A artista cria, a peça diz, o espectador faz

Dança, voz e teatro comandam há 20 anos o trabalho de Lígia Soares, uma criadora que altera as fronteiras entre cena e espectador a cada espetáculo que põe de pé

Enunciar as valências artísticas dela é um exercício à escala dos nomes demasiado longos para caberem no Cartão de Cidadão: Lígia Soares é dramaturga, coreógrafa, encenadora, performer, programadora (e artista visual e produtora). "Dança, voz, texto - é tudo a mesma coisa e o corpo está ao serviço de todas estas funções, como aquelas fotocopiadoras que são scanners e enviam faxes", explica, com a ironia que atravessa os espetáculos que concebe. Tem obra feita (20 anos de criação em teatro e dança), obra a fazer (peças escritas à espera de coprodutores) e uma intervenção continuada na programação independente, a meias com Andresa Soares, gémea e cofundadora da associação Máquina Agradável (desde 2002) e parceira de criação regular (como Miguel Castro Caldas ou Sílvia Pinto Coelho).

Começou num tempo e lugar onde tudo parecia possível no teatro português - a meio dos anos 90, na Companhia Sensurround, de Lúcia Sigalho - onde a prática da performance, da escrita, e a própria invenção do sítio-cenário (o Armazém do Ferro) lhe alargou o horizonte que entrevira nos workshops de teatro de António Feio e na escola António Arroio - o pai era artista plástico e desenhar sempre lhe foi natural. Tinha 19 anos. Aos 22, ao arrepio da prática, entrou na Escola Superior de Dança. "Achei que a dança era um campo de liberdade maior do que o teatro, mais profícuo para a escrita. Ainda hoje é."

Nela, a necessidade de experimentação andou amiúde a par com a afirmação da responsabilidade do artista independente. "Sempre tentei procurar contextos tanto para me programar como para programar colegas. É crucial o que o artista quer dizer, além do que as instituições, a DGArtes, os programadores e agentes culturais valorizam." DemiMonde, o Ginjal ou o cinema Nimas foram só alguns dos espaços que a Máquina Agradável coprogramou, "sítios sagrados de encontro e desenvolvimento, onde os artistas não são produtos em competição uns com os outros". O programa Very Typical (até dia 13 no espaço Ribeira) participa desta filosofia, ao mesmo tempo que "aponta ao público que está a fazer crescer a restauração ou a hotelaria mas não a arte contemporânea" com três espetáculos falados em inglês, para turista ver e ouvir - Today Is It a Squirrel?, de Sónia Baptista, Rang-a-Dang, de Ricardo Vaz Trindade, e Romance, dela.
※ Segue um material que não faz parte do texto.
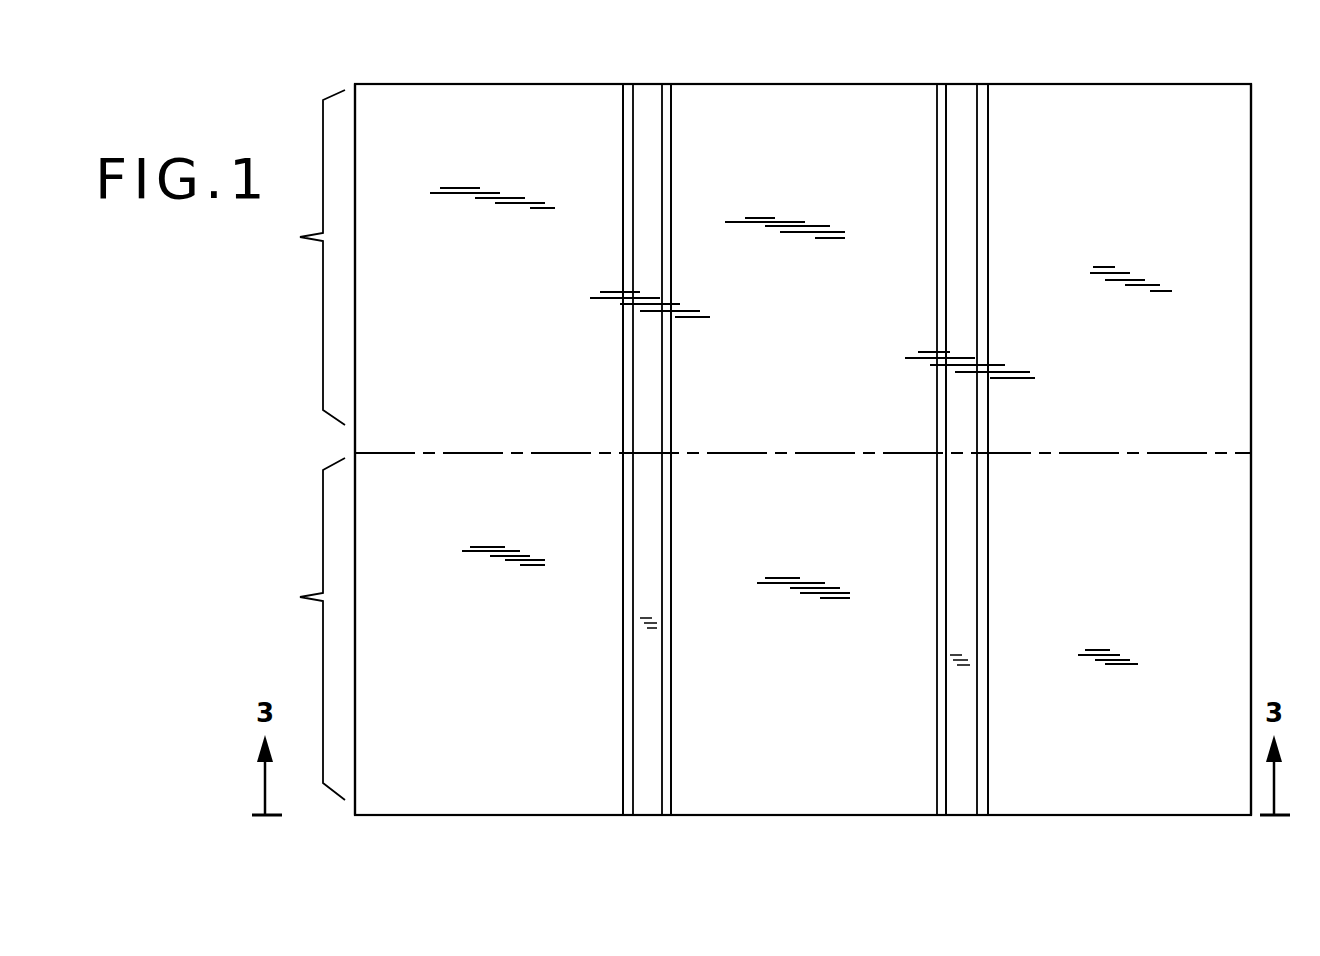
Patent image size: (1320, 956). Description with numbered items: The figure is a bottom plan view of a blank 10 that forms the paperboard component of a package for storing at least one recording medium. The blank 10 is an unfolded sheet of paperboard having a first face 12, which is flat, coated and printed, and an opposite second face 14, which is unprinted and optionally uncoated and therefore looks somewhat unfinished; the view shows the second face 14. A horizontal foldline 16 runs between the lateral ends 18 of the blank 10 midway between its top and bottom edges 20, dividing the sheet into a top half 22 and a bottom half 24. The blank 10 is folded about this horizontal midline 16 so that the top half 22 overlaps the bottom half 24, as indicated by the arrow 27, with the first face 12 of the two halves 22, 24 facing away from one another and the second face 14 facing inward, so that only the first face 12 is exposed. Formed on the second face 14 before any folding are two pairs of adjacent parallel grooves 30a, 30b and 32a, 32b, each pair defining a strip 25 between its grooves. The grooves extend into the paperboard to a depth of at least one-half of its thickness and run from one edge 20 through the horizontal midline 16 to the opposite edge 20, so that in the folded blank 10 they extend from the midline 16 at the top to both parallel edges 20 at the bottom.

The blank 10 is at (372, 72).
The first face 12 is at (535, 118).
The second face 14 is at (818, 137).
The horizontal foldline 16 is at (380, 453).
The lateral ends 18 is at (357, 357).
The top and bottom edges 20 is at (875, 84).
The top half 22 is at (297, 257).
The bottom half 24 is at (297, 629).
The strip 25 is at (648, 356).
The arrow 27 is at (1273, 484).
The groove 30a is at (627, 812).
The groove 30b is at (667, 812).
The groove 32a is at (944, 812).
The groove 32b is at (985, 812).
Este é um trabalho a solo mas que envolve completamente o público na sua representação: "Quis escrever uma peça a dizer "diz". Não tem que ver com teatro interativo, mas com a inclusão do espectador na criação de um mundo. Percebi que esse compromisso é simples mas raro na atual prática teatral e na maneira como o espectador consome o teatro. E é, para mim, a forma mais contemporânea e urgente que o teatro tem de mudar a sociedade."

No espetáculo Turning Backs, criado com Rita Vilhena e Diogo Alvim (que em setembro ocupa o Museu de Serralves), já não existem performers. Esse lugar é ocupado pelo público que, costas contra costas, se entrega a jogos fonéticos enquanto se ouve a si próprio respirar, em coro. "As pessoas já não se juntam porque desconfiam muito de realidades comuns. E no meio deste cinismo o teatro pode ter esse papel, questionar o que representa a voz de cada um." Também em Ato da Primavera - em outubro, no TNDMII - Lígia há de voltar a chamar o espectador ao lugar do performer para dar voz a "sete peças para telepontos e microfones", cada uma escrita por um dramaturgo convidado e encenada sem ensaio prévio.